Let me start by reminding you that riding a bicycle is impossible. Impossible. Bicycles are two-dimensional objects – especially my ageing wannabe racing bike. And we expect these two-dimensional objects to propel us, increasingly three-dimensional objects, along a plane perpendicular to the aforementioned bicycle. A plane that exerts a gravitational pull on us and is hard and jagged enough to bruise and graze us – or worse – when the geometry of cycling fails and the gravity gets a hold of us.

Riding a bicycle is impossible. Earlier humans seeing us riding bikes would burn us as devils or witches. Yet billions of us do it every day; Defying gravity, the gods and good judgement. It’s not only fun, enhealthening (note to self: check dictionary), but a very practical way of getting from A to B.


As you might have gathered from this blog, I live in Amsterdam which is famous for having a free and liberal attitude to cycling. Compared to many other big cities where cycling is treated like a criminal offense, Amsterdam seems to positively welcome cycling and cyclists. Cycle paths not only exist but are clear, visible and don’t suddenly stop and become a wall as they do in some places.

The streets swarm with cyclists at most hours of the day and especially in the morning and evening at those times when people bring and collect their kids to and from the various kid-repositories and bring and collect themselves to and from the place they keep themselves during the day (usually a place of work, but not exclusively).

This morning was one of those days where people cycling in front of you randomly and suddenly slow down for no apparent reason. The whole journey was me braking to avoid nudging into the back of some work-bound Amsterdammer. It was especially difficult because today I had been paying more attention to the street than other parts of the environment. This was due to my recent flat tire from which I pulled a hunk of glass which was a perfect scale model of an iceberg. So today I was studiously watching out for flocks of icebergs.

playmobil policeBy the end of my journey, I was paying more attention to the frequently stopping bikes and other eye-level hazards with only glances towards the glassy danger that lurked below because a flat tire won’t kill you.

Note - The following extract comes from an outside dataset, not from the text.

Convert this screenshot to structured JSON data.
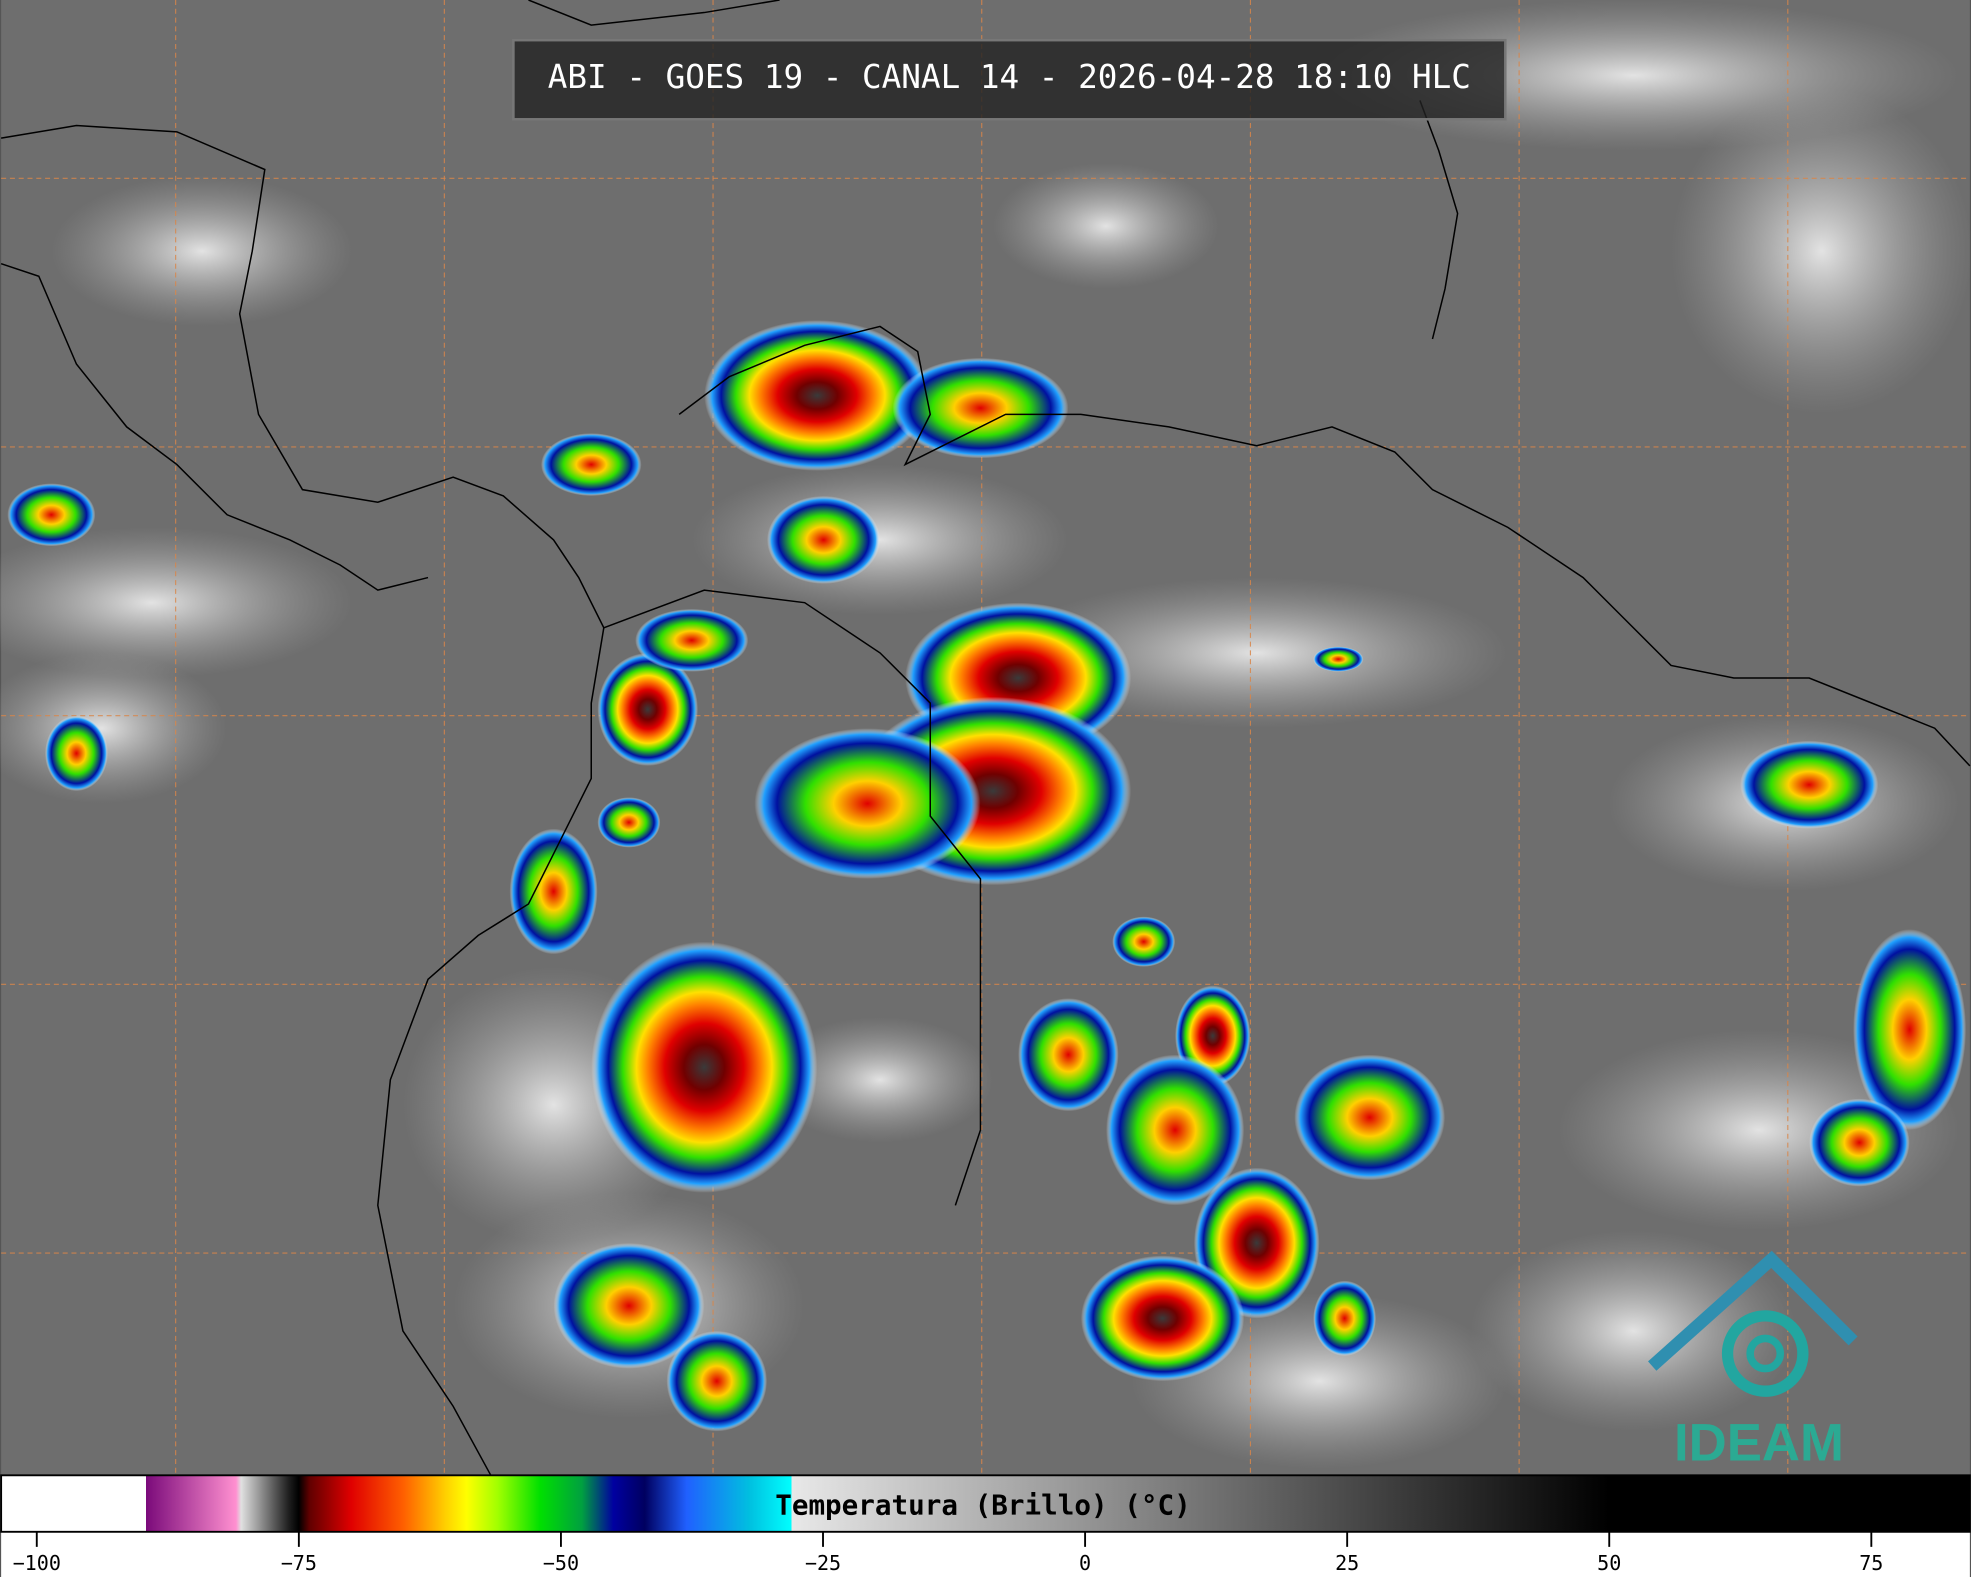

It saved me from ploughing into the back of the last cyclists that randomly stopped in front of me: two policewomen both with impressive blond ponytails poking out from under their cycle-cop caps.

It was then my mood was set for the day. I realised how happy I was to live in a city where my protection was provided by three-dimensional, blond devil-witches effortlessly doing the geometrically and gravitationally impossible. How can you not appreciate that?

2 comments:

Unknown said...

Buy some wheel goo, or slime-filled tyres - punctures happen but then make NO DIFFERENCE! Shaun has 8 in one wheel. As long as you don't leave the bike for months (when potentially the goo could slip down to the wheel bottom) you never need a puncture repair kit again.

Peter More said...

that's exciting future stuff! I'll look for it. Does it attract police women as well?